Here I found a gentleman of truly regal aspect. His tie was a perfect dream of a tie, and he wore a frock coat so slim and long and black it made him look as though he were climbing out of a smokestack. Presenting the case as though it were a supposititious one purely, I said to him:

"Presuming now that one of your guests is in a bathtub and finds he has forgotten to lay in any towels beforehand - such a thing might possibly occur, you know - how does he go about summoning the man-servant or the valet with a view to getting some?"

"Oh, sir," he replied, "that's very simple. You noticed two pushbuttons in your bathroom, didn't you?"

"I did," I said, "and that's just the difficulty. One of them is for the maid and the other is for the waiter."

"Quite so, sir," he said, "quite so. Very well, then, sir: You ring for the waiter or the maid - or, if you should charnce to be in a hurry, for both of them; because, you see, one of them might charnce to be en - "

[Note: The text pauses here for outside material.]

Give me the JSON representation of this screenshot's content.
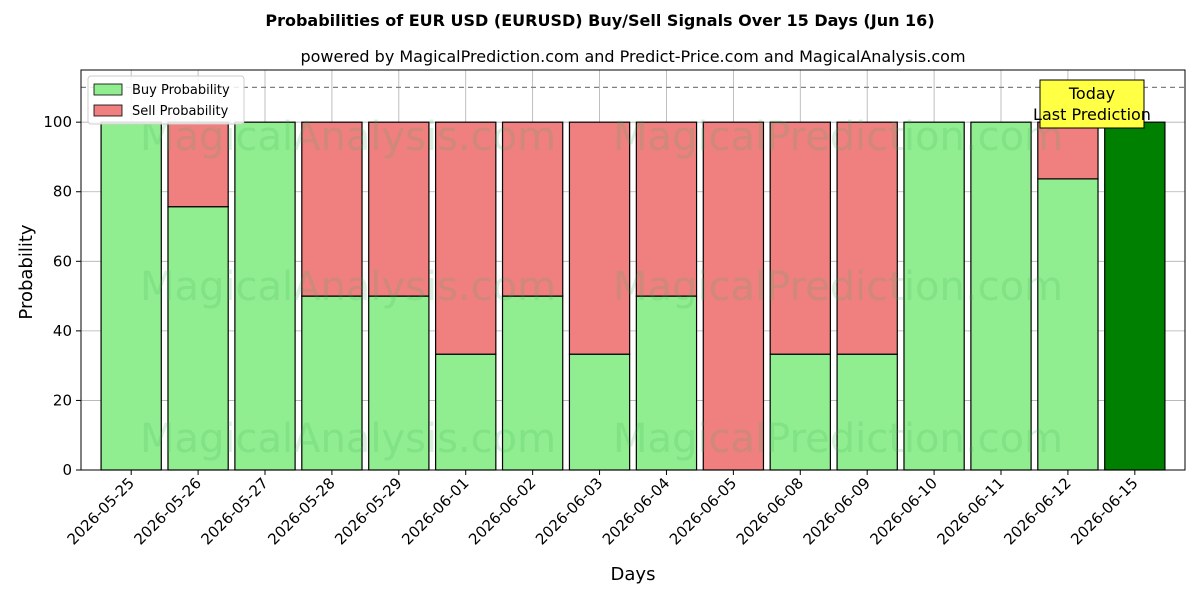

"One moment," I said. "Let me make my position clear in this matter: This Lady Susanna - I do not know her last name, but you will doubtless recall the person I mean, because I saw several pictures of her yesterday in your national art gallery - this Lady Susanna may have enjoyed taking a bath with a lot of snoopy old elders lurking round in the background; but I am not so constituted. I was raised differently from that. With me, bathing has ever been a solitary pleasure. This may denote selfishness on my part; but such is my nature and I cannot alter it. All my folks feel about it as I do. We are a very peculiar family that way. When bathing we do not invite an audience. Nor do I want one. A crowd would only embarrass me. I merely desire a little privacy and, here and there, a towel."

"Ah, yes! Quite so, sir," he said; "but you do not understand me. As I said before, you ring for the waiter or the maid. When one of them comes you tell them to send you the manservant on your floor; and when he comes you tell him you require towels, and he goes to the linen cupboard and gets them and fetches them to you, sir. It's very simple, sir."

"But why," I persisted, "why do this thing by a relay system? I don't want any famishing gentleman in this place to go practically unmarmaladed at breakfast because I am using the waiter to conduct preliminary negotiations with a third party in regard to a bathtowel."

"But it is so very simple, sir," he repeated patiently.